В общем сумбуре неколебимой пребывала лишь жалкая лачуга старого Бурра, упрямо цеплявшаяся за жизнь между высокими стенами, над которыми трудились каменщики.
Назавтра Дениза и Пепе отправились к дядюшке Бодю. Они застали его на пороге лавки, он с угрюмым видом наблюдал за разгрузкой множества тачек с кирпичом, перегородивших улицу у особняка Дювийяра (теперь уже бывшего). «Дамское Счастье» расширялось, а «Старый Эльбёф» словно бы съеживался. Девушке показалось, что витрины потемнели и еще сильнее прогнулись под низкой антресолью с «тюремными» бойницами окон. Старая зеленая вывеска выцвела от дождей и снега, фасад будто скорчился, сник, стал свинцовым и источал неизбывную тоску.
– Ну наконец-то, – сказал Бодю. – Будьте осторожны, а то наедут на вас колесом!
Они вошли в лавку, и у Денизы снова защемило сердце. Здесь было сонно и сумрачно, как в развалинах, в пустых углах клубилась тьма, пыль покрывала прилавки и стеллажи, от рулонов сукна, которые больше никто не переворачивал, пахло тленом. Госпожа Бодю и Женевьева сидели на кассе, неподвижные, молчаливые, внутренне отгородившиеся от всех и вся. Мать подрубала салфетки. Дочь смотрела в пустоту, уронив руки на колени.
– Добрый вечер, тетя, – поздоровалась Дениза. – Как же хорошо снова видеть вас! Умоляю, простите, если я вас огорчила.
Растроганная госпожа Бодю обняла девушку:
– Ты ни в чем не виновата, милая моя бедняжка. Я была бы куда веселее, не навались на нас все эти беды.

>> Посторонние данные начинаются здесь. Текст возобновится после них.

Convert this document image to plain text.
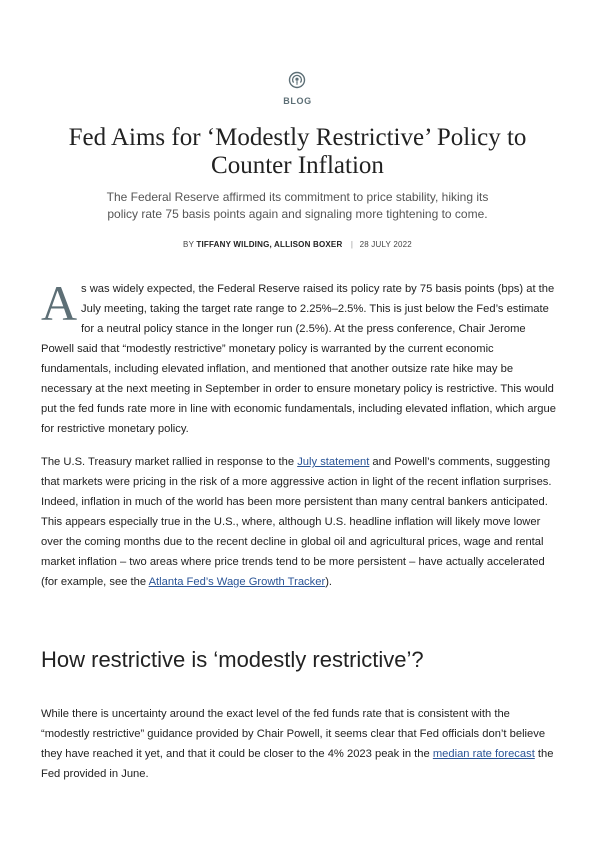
BLOG
Fed Aims for ‘Modestly Restrictive’ Policy to Counter Inflation

The Federal Reserve affirmed its commitment to price stability, hiking its policy rate 75 basis points again and signaling more tightening to come.

BY TIFFANY WILDING, ALLISON BOXER | 28 JULY 2022

As was widely expected, the Federal Reserve raised its policy rate by 75 basis points (bps) at the July meeting, taking the target rate range to 2.25%–2.5%. This is just below the Fed’s estimate for a neutral policy stance in the longer run (2.5%). At the press conference, Chair Jerome Powell said that “modestly restrictive” monetary policy is warranted by the current economic fundamentals, including elevated inflation, and mentioned that another outsize rate hike may be necessary at the next meeting in September in order to ensure monetary policy is restrictive. This would put the fed funds rate more in line with economic fundamentals, including elevated inflation, which argue for restrictive monetary policy.

The U.S. Treasury market rallied in response to the July statement and Powell’s comments, suggesting that markets were pricing in the risk of a more aggressive action in light of the recent inflation surprises. Indeed, inflation in much of the world has been more persistent than many central bankers anticipated. This appears especially true in the U.S., where, although U.S. headline inflation will likely move lower over the coming months due to the recent decline in global oil and agricultural prices, wage and rental market inflation – two areas where price trends tend to be more persistent – have actually accelerated (for example, see the Atlanta Fed’s Wage Growth Tracker).

How restrictive is ‘modestly restrictive’?

While there is uncertainty around the exact level of the fed funds rate that is consistent with the “modestly restrictive” guidance provided by Chair Powell, it seems clear that Fed officials don’t believe they have reached it yet, and that it could be closer to the 4% 2023 peak in the median rate forecast the Fed provided in June.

– Добрый вечер, кузина, – поздоровалась Дениза, целуя Женевьеву в обе щеки.
Та вдруг очнулась и молча обняла ее, после чего мать и дочь приласкали Пепе, тянувшего к ним ручки. Примирение было полным и окончательным.

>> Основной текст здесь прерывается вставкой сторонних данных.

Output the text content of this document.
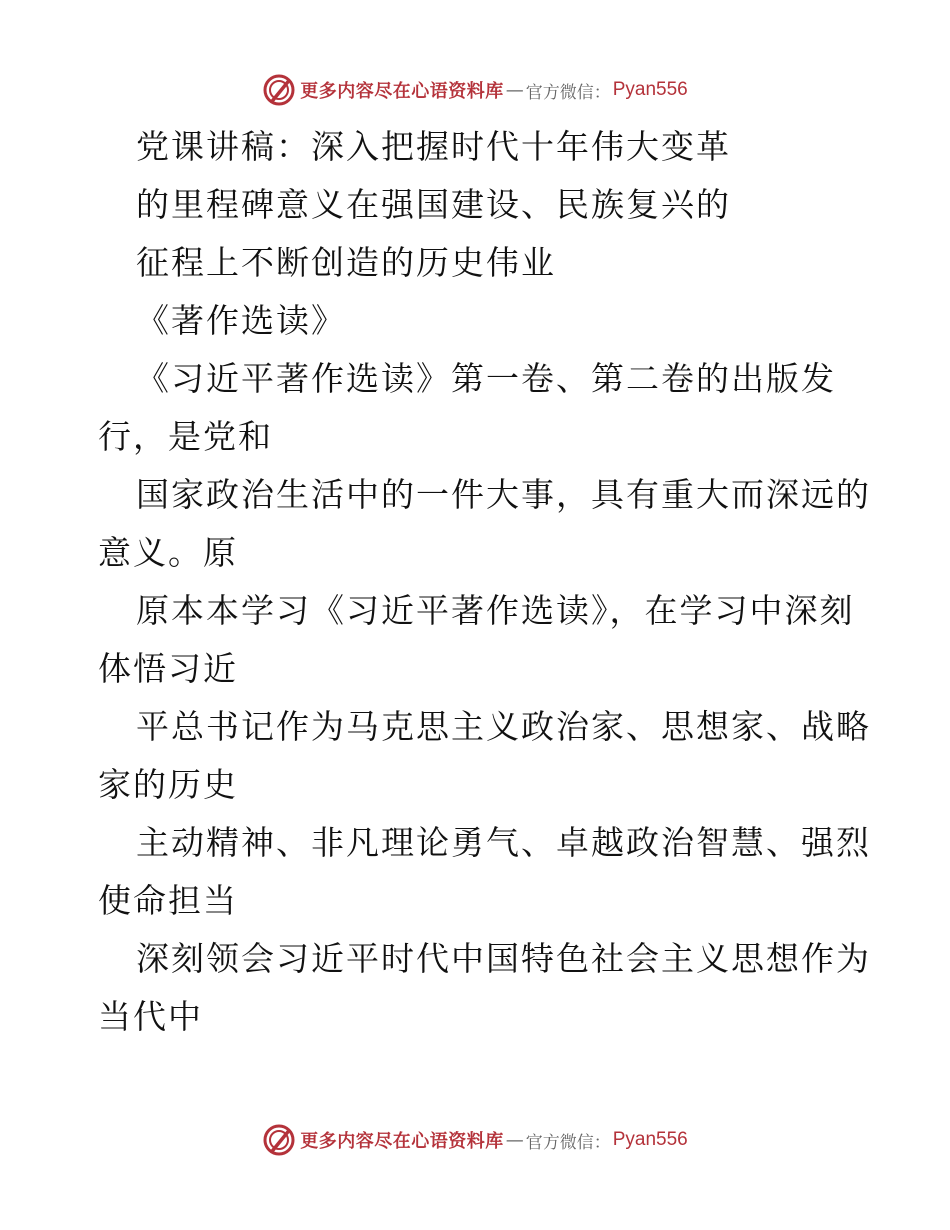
更多内容尽在心语资料库 — 官方微信： Pyan556
党课讲稿：深入把握时代十年伟大变革
的里程碑意义在强国建设、民族复兴的
征程上不断创造的历史伟业
《著作选读》
《习近平著作选读》第一卷、第二卷的出版发
行，是党和
国家政治生活中的一件大事，具有重大而深远的
意义。原
原本本学习《习近平著作选读》，在学习中深刻
体悟习近
平总书记作为马克思主义政治家、思想家、战略
家的历史
主动精神、非凡理论勇气、卓越政治智慧、强烈
使命担当
深刻领会习近平时代中国特色社会主义思想作为
当代中
更多内容尽在心语资料库 — 官方微信： Pyan556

– Уже шесть, пора за стол, – объявил Бодю. – Почему ты не привела Жана?
– Он должен быть – я виделась с ним утром, и он пообещал, что придет обязательно… Но боюсь, ждать не стоит, его наверняка задержал патрон.
Дениза, похоже, заранее искала оправданий для брата.
– Садимся, садимся, – повторил глава семьи и добавил, обращаясь в темноту магазинной пещеры: – Коломбан, вы тоже можете поесть. Вряд ли кто-нибудь придет.
Дениза удивилась – она не заметила приказчика, и тетка сочла нужным пояснить, что пришлось уволить обоих продавцов. Дела шли так плохо, что хватало одного Коломбана, да и у того работы почти не было, он часами дремал с открытыми глазами, осоловев от безделья.
В столовой горели газовые рожки, что было странно в длинные летние дни. Войдя, Дениза невольно поежилась: от стен веяло холодом и сыростью. На старом круглом столе, покрытом клеенкой, были расставлены тарелки. Через приоткрытое окно, выходившее в узкий зловонный дворик, с трудом проникал тусклый свет, вся обстановка, как и в лавке, навевала горькую печаль.
– Папа, может, закроем окно? – спросила Женевьева, смущаясь перед Денизой из-за дурного запаха.
Бодю удивился – он ничего не чувствовал.
– Поступай как хочешь, – ответил он, – но нам будет нечем дышать.
Хозяин дома оказался прав, в столовой мгновенно стало очень душно.
Семейная трапеза была совсем простой. После супа подали вареное мясо, и Бодю, конечно же, завел разговор о «людях напротив». Для начала он проявил снисходительность, допустив, что племянница может иметь на этот счет собственное мнение.